S’il n’est pas une Divinité en soi, le soleil représente la manifestation du Dieu ou de la Déesse. Le soleil relève évidemment de la symbolique ouranienne, céleste. Le soleil immortel se lève chaque matin et redescend chaque soir au royaume des morts. C’est sous cet angle que le soleil est vu comme un élément psychopompe, c’est-à-dire qu’il accompagne les défunts dans leur voyage post mortem. C’est une thématique très présente dans toute l’Europe à l’âge du bronze, celle de la barque solaire qui traverse l’obscurité des océans de l’infra monde pour renaître le lendemain à l’aube. Ce symbolisme se rattache bien-sûr à celui de vie-mort-renaissance, celui des mystères des cycles de la vie. Le soleil est à ce titre un véritable guide spirituel.

 

Selon où l’on se situe géographiquement en Europe, l’approche de la symbolique solaire fut ressentie avec de légères différences. Les traits majeurs se conservent partout de la même manière, mais il existe des détails qui diffèrent, et qui méritent que l’on s’y attarde un peu. Car en effet, le soleil dans le Sud européen fut considéré comme une force plutôt masculine, alors que dans le Nord ce ressenti se tournait vers une force féminine. Pourquoi? Une des réponses à cette question est la relation soleil-hommes-terre qui est perçu différemment selon les lattitudes. Dans le Sud, trop de soleil, peut être perçu comme une force agressive et destructrice, alors que dans le Nord, le soleil fut apprécié pour ses bienfaits après de longs hivers rigoureux. L’équation serait donc la suivante: dans le Sud, un excès de soleil entrainait la famine, et dans le Nord, un manque de soleil entrainait la famine. En allemand moderne par exemple, le soleil se dit “Die Sonne” (LA soleil). On est en droit alors de se poser la question suivante: à l’origine, de quel genre était le soleil, masculin ou féminin? La trace étymologique la plus ancienne, ce sont les Indo-Européens qui nous l’ont livré. Dans la langue indo-européenne originelle, le genre du mot soleil était ni masculin ni féminin, il était neutre. Ceci est de grande importance au niveau symbolique, car cela démontre que le soleil pouvait regrouper les deux genres à la fois. Le soleil comporterait donc en soi des forces masculines et féminines. Le mot indo-européen neutre pour soleil est “*sáhwl, mot qui a donné “soleil” dans presque toutes les langues européennes. Voici d’ailleurs les évolutions linguistiques dans les langues indo-européennes, que je dois à notre ami Didier Calin alias Néwom Dék'sinom, extraites de son ouvrage en voie de publication "Dictionary of Indo-European Poetic and Religious Themes"
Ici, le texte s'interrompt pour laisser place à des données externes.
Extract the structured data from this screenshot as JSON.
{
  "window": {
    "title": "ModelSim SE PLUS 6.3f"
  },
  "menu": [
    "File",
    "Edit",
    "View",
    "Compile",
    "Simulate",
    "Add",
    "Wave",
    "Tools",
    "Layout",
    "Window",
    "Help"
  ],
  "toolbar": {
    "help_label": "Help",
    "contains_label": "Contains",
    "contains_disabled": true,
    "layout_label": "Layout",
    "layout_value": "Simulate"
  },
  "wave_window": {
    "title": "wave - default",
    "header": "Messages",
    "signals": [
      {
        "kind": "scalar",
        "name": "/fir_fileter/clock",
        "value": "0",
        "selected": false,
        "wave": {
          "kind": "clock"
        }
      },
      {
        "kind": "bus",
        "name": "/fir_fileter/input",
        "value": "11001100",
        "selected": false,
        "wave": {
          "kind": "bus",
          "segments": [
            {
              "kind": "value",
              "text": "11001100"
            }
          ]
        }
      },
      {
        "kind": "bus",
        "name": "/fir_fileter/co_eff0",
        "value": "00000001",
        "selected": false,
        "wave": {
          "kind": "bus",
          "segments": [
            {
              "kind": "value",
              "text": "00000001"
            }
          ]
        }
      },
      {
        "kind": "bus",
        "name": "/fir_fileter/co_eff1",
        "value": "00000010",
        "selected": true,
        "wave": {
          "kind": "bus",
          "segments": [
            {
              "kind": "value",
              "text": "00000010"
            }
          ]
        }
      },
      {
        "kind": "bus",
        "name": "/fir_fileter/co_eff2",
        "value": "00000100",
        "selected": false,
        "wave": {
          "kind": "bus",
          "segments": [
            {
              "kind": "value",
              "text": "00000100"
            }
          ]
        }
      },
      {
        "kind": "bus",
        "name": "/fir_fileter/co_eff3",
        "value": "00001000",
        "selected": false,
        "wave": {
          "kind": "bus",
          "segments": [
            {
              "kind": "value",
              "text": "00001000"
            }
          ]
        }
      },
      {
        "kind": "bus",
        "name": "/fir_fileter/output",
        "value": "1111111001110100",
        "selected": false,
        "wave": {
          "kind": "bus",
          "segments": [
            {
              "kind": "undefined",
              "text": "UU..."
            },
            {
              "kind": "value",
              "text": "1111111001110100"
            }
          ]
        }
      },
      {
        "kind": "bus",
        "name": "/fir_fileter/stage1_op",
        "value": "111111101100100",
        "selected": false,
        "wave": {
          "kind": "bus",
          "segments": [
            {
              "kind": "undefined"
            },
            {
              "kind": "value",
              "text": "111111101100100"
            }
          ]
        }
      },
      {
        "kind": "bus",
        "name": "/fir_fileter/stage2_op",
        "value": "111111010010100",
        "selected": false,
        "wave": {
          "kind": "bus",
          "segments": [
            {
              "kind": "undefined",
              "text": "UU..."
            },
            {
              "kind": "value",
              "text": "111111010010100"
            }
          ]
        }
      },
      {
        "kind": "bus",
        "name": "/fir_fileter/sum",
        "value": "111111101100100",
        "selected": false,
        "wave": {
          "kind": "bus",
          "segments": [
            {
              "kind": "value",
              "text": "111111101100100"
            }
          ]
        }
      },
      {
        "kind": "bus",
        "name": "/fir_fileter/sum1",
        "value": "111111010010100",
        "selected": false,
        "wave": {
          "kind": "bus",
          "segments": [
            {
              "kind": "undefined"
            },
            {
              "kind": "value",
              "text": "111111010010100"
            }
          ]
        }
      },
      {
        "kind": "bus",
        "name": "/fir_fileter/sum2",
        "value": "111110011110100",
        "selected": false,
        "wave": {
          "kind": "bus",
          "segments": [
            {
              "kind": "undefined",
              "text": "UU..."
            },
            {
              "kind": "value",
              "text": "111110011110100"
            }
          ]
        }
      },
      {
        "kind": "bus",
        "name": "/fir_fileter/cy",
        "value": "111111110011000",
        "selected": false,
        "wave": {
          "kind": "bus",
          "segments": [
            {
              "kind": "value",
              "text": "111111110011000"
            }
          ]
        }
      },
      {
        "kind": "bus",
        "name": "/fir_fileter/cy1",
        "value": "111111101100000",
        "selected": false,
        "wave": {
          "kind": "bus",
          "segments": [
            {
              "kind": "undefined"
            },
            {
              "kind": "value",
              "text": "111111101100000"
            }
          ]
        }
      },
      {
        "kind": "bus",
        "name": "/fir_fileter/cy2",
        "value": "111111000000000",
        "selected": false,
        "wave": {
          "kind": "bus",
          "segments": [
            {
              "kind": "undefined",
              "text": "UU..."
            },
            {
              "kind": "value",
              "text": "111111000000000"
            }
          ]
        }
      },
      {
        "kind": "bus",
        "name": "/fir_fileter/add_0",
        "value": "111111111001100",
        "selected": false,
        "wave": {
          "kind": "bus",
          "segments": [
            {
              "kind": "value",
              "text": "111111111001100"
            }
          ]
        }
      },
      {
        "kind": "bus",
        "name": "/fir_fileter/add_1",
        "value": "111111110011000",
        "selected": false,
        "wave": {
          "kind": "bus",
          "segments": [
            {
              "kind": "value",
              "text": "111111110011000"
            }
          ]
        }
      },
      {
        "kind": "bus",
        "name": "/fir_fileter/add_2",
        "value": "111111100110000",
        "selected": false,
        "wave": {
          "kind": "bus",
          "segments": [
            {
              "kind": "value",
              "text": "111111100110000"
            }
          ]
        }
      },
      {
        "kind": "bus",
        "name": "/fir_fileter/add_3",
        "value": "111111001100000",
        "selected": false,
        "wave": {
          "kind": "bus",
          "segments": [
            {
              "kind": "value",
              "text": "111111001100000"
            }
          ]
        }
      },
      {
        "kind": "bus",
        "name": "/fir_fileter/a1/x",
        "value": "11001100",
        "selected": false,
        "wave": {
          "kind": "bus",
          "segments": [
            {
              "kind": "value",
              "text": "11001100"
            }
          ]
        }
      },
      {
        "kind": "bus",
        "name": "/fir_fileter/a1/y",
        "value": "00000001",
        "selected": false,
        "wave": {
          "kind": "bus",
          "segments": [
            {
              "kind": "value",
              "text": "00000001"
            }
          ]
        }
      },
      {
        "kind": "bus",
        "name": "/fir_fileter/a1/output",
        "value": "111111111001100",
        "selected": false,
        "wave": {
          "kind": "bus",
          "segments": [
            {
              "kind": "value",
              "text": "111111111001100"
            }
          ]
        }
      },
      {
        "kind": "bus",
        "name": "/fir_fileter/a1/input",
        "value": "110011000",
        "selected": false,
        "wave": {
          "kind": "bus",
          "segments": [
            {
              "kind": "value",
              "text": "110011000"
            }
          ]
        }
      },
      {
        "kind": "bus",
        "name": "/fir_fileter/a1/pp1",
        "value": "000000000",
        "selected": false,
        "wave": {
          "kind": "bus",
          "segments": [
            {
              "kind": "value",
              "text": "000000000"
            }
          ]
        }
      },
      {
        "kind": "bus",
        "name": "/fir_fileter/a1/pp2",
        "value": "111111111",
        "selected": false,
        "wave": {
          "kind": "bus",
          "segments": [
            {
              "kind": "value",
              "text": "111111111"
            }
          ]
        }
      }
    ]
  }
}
IE *sáhwl̥, G *shwéns ‘soleil (lumière du)’ (→ *shwél)

Indo-aryen. svàr; Avestique. huuarə, G xvǝ̄ṇg; Perse hur, xōr(šēd); Albanais. diell; Gothique. sauil; OSl. slŭnĭce;

Proto-Indo-Européen *sáhwōl M → IE *s(a)hw(e)liyos

Latin. Sōl,

Gallois haul, Britonnique. heol,

Indo-aryen Sûrya-,

Grec. Ēélios/Aélios/Hêlios, Crétois αβέλιος (Hesychius),

Letton. TN Sauļi (pluriel. < *Saulis)

Gothique. sunna, anglo-saxon sunna, sygel, Vieil-haut-allemand sunno,

peut-être Hititte. dUTU-liya- /S(a)huliya-/?) suffix -liya- < *-liyo- Louwite. tiwāliya- ‘semblable au soleil’

 

Proto-Indo-Européen *sáhwōl F (→ shwṓl?) → IE *s(a)uhliyâh

Indo-aryen. Sūryâ,

Grec. *Hēlíē 

Pr. saule, Lithuanien. sáulė, Letton. Saũle

Gallois huan (+ Vieil irlandais. súil ‘eye ← sun’),

Gothique. sunno, Norrois sól < Germanique commun. *sōwilō < *sahwel-ah-, sunna, Anglo-saxon sunne (> E sun), Vieil-haut-allemand sunna (> Allemand. Sonne),

Russe Solnuška. 

Cette approche permet de se rendre compte à quel point les variantes sont nombreuses tout en suivant une constante étymologique. La différence de genres pour le soleil selon les traditions païennes pourrait aussi avoir une explication complémentaire. Car il est fort possible que cet aspect féminin associé au soleil soit également le résultat d’une survivance de cultes très antérieurs aux Indo-Européens, du néolithique ou même du paléolithique, issu donc des ces périodes préhistoriques où les cultes féminins étaient très enracinés.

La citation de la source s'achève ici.